Performance and accuracy: filter out functions

mr-tz commented 1 year ago

Goal: filter out more functions that slow down performance and often only provide FP matches. Main concern: this could prevent some matches

Initial ideas:

lightweight library ID, functions with
- many basic blocks
- surrounding functions are library code
- no/few api calls?
- only calls to/from library code (see #989)
trim functions with too many basic blocks in general

Anecdotally, huge/complex functions are library code or obfuscated and make analysis slow. Can we heuristically identify them and don't even extract their features, except maybe a new characteristic (complex/un-analyzed function) or just a warning in the results.

Example: https://github.com/mandiant/capa-rules/issues/435 (non public sample) and it would be good to collect more test samples on this.

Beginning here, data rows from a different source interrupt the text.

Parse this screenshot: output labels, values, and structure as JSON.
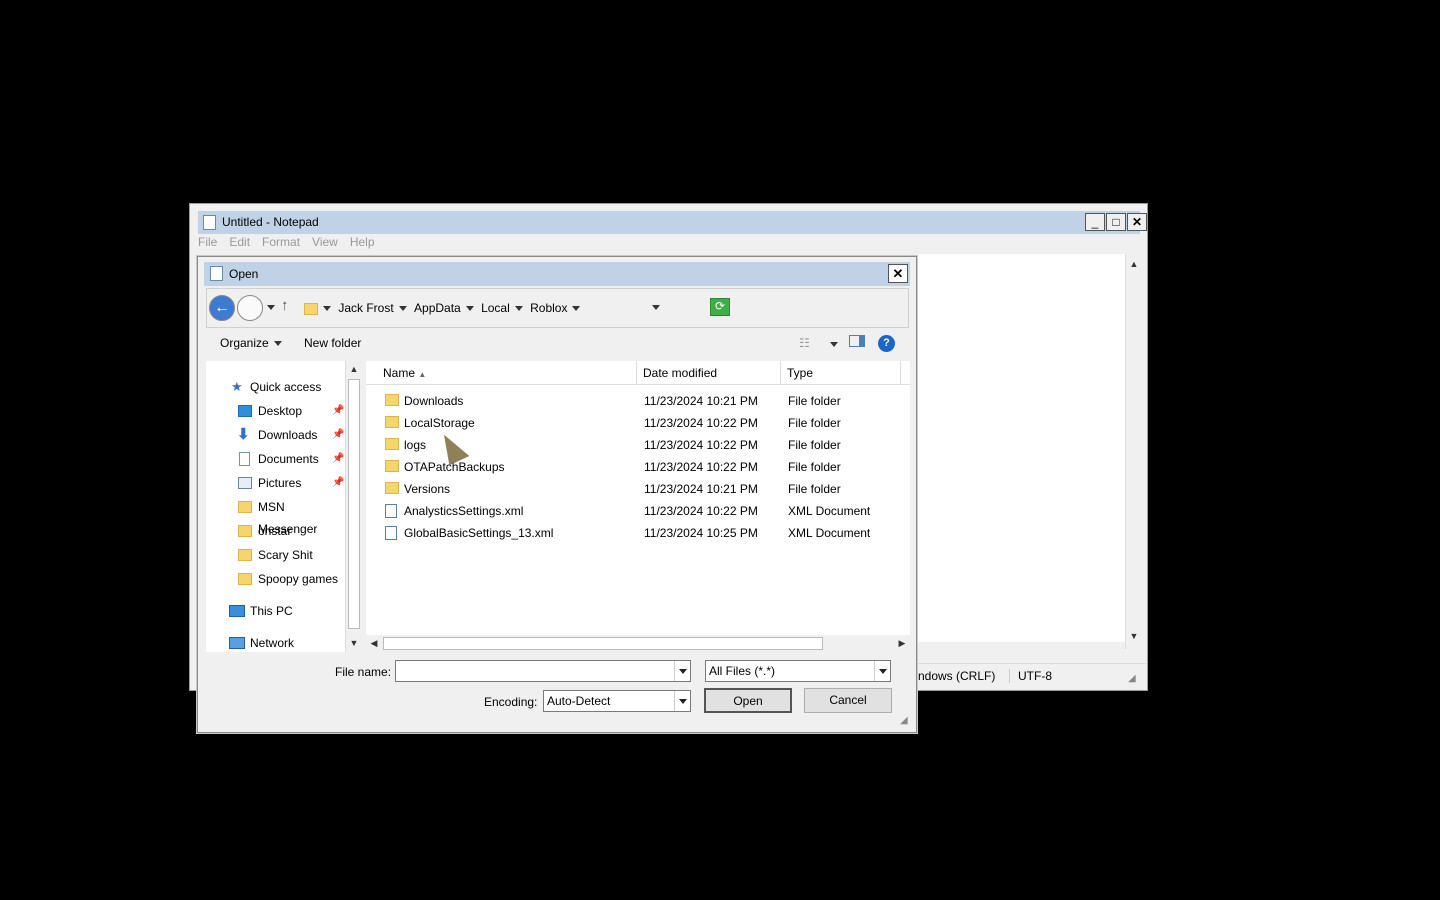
{
  "notepad": {
    "title": "Untitled - Notepad",
    "menu": [
      "File",
      "Edit",
      "Format",
      "View",
      "Help"
    ],
    "status_line_ending": "Windows (CRLF)",
    "status_encoding": "UTF-8"
  },
  "dialog": {
    "title": "Open",
    "breadcrumb": [
      "Jack Frost",
      "AppData",
      "Local",
      "Roblox"
    ],
    "toolbar": {
      "organize": "Organize",
      "new_folder": "New folder"
    },
    "nav": {
      "quick_access": "Quick access",
      "items": [
        {
          "label": "Desktop",
          "pinned": true
        },
        {
          "label": "Downloads",
          "pinned": true
        },
        {
          "label": "Documents",
          "pinned": true
        },
        {
          "label": "Pictures",
          "pinned": true
        },
        {
          "label": "MSN Messenger",
          "pinned": false
        },
        {
          "label": "onstar",
          "pinned": false
        },
        {
          "label": "Scary Shit",
          "pinned": false
        },
        {
          "label": "Spoopy games",
          "pinned": false
        }
      ],
      "this_pc": "This PC",
      "network": "Network"
    },
    "columns": {
      "name": "Name",
      "date": "Date modified",
      "type": "Type"
    },
    "files": [
      {
        "name": "Downloads",
        "date": "11/23/2024 10:21 PM",
        "type": "File folder",
        "icon": "folder-icon"
      },
      {
        "name": "LocalStorage",
        "date": "11/23/2024 10:22 PM",
        "type": "File folder",
        "icon": "folder-icon"
      },
      {
        "name": "logs",
        "date": "11/23/2024 10:22 PM",
        "type": "File folder",
        "icon": "folder-icon"
      },
      {
        "name": "OTAPatchBackups",
        "date": "11/23/2024 10:22 PM",
        "type": "File folder",
        "icon": "folder-icon"
      },
      {
        "name": "Versions",
        "date": "11/23/2024 10:21 PM",
        "type": "File folder",
        "icon": "folder-icon"
      },
      {
        "name": "AnalysticsSettings.xml",
        "date": "11/23/2024 10:22 PM",
        "type": "XML Document",
        "icon": "xml-file-icon"
      },
      {
        "name": "GlobalBasicSettings_13.xml",
        "date": "11/23/2024 10:25 PM",
        "type": "XML Document",
        "icon": "xml-file-icon"
      }
    ],
    "file_name_label": "File name:",
    "file_name_value": "",
    "filter_value": "All Files  (*.*)",
    "encoding_label": "Encoding:",
    "encoding_value": "Auto-Detect",
    "open_button": "Open",
    "cancel_button": "Cancel"
  },
  "colors": {
    "title_bar": "#bfd2e6",
    "accent": "#1b66c9",
    "folder": "#f6d66c"
  }
}
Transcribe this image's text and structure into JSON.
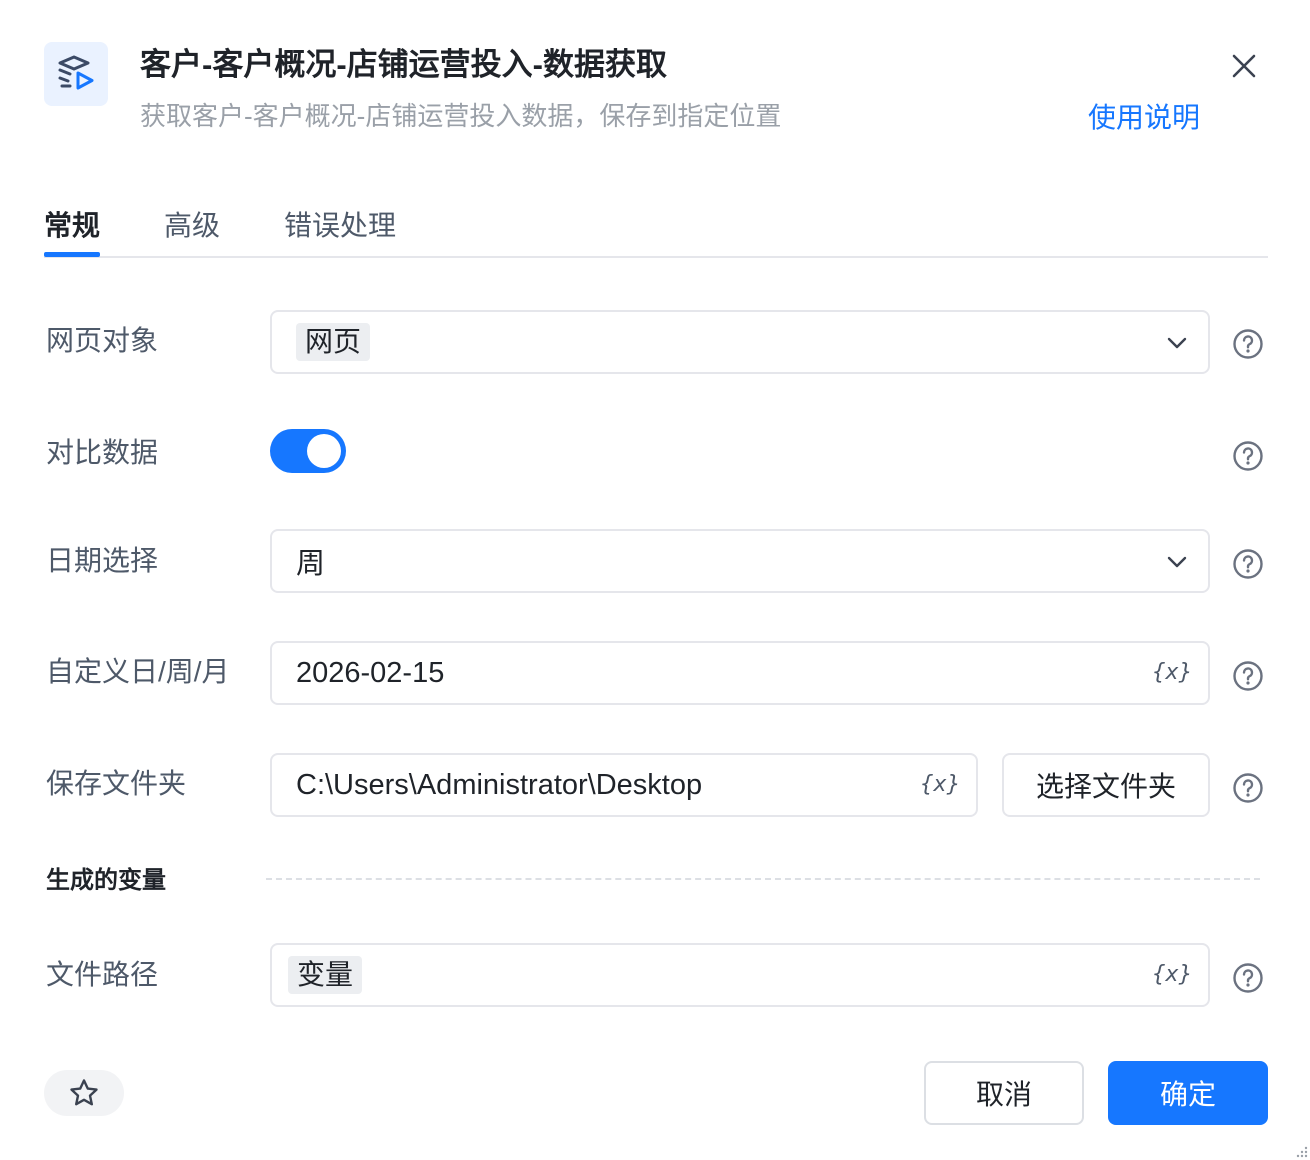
{
  "header": {
    "icon": "workflow-data-icon",
    "title": "客户-客户概况-店铺运营投入-数据获取",
    "subtitle": "获取客户-客户概况-店铺运营投入数据，保存到指定位置",
    "help_link": "使用说明"
  },
  "tabs": [
    {
      "label": "常规",
      "active": true
    },
    {
      "label": "高级",
      "active": false
    },
    {
      "label": "错误处理",
      "active": false
    }
  ],
  "form": {
    "web_object": {
      "label": "网页对象",
      "value": "网页"
    },
    "compare_data": {
      "label": "对比数据",
      "enabled": true
    },
    "date_select": {
      "label": "日期选择",
      "value": "周"
    },
    "custom_date": {
      "label": "自定义日/周/月",
      "value": "2026-02-15"
    },
    "save_folder": {
      "label": "保存文件夹",
      "value": "C:\\Users\\Administrator\\Desktop",
      "button": "选择文件夹"
    },
    "generated_vars_title": "生成的变量",
    "file_path": {
      "label": "文件路径",
      "value": "变量"
    }
  },
  "variable_icon_text": "{x}",
  "footer": {
    "cancel": "取消",
    "confirm": "确定"
  },
  "colors": {
    "accent": "#1677ff",
    "icon_bg": "#eaf2ff"
  }
}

williballenthin commented 1 year ago

ignoring functions with a huge number of basic blocks seems like a reasonable compromise for now. the other algorithms are neat, but require a bit of research yet. agree that we should try to find some more examples. i wonder if we want to add some more profiling hooks such that we can show how long it takes to match each function (and also find the slowest functions out there).

mr-tz commented 1 year ago

i wonder if we want to add some more profiling hooks such that we can show how long it takes to match each function (and also find the slowing functions out there).

This! Running this on the test samples, random samples, and samples we know are slow could already provide great data for improvements.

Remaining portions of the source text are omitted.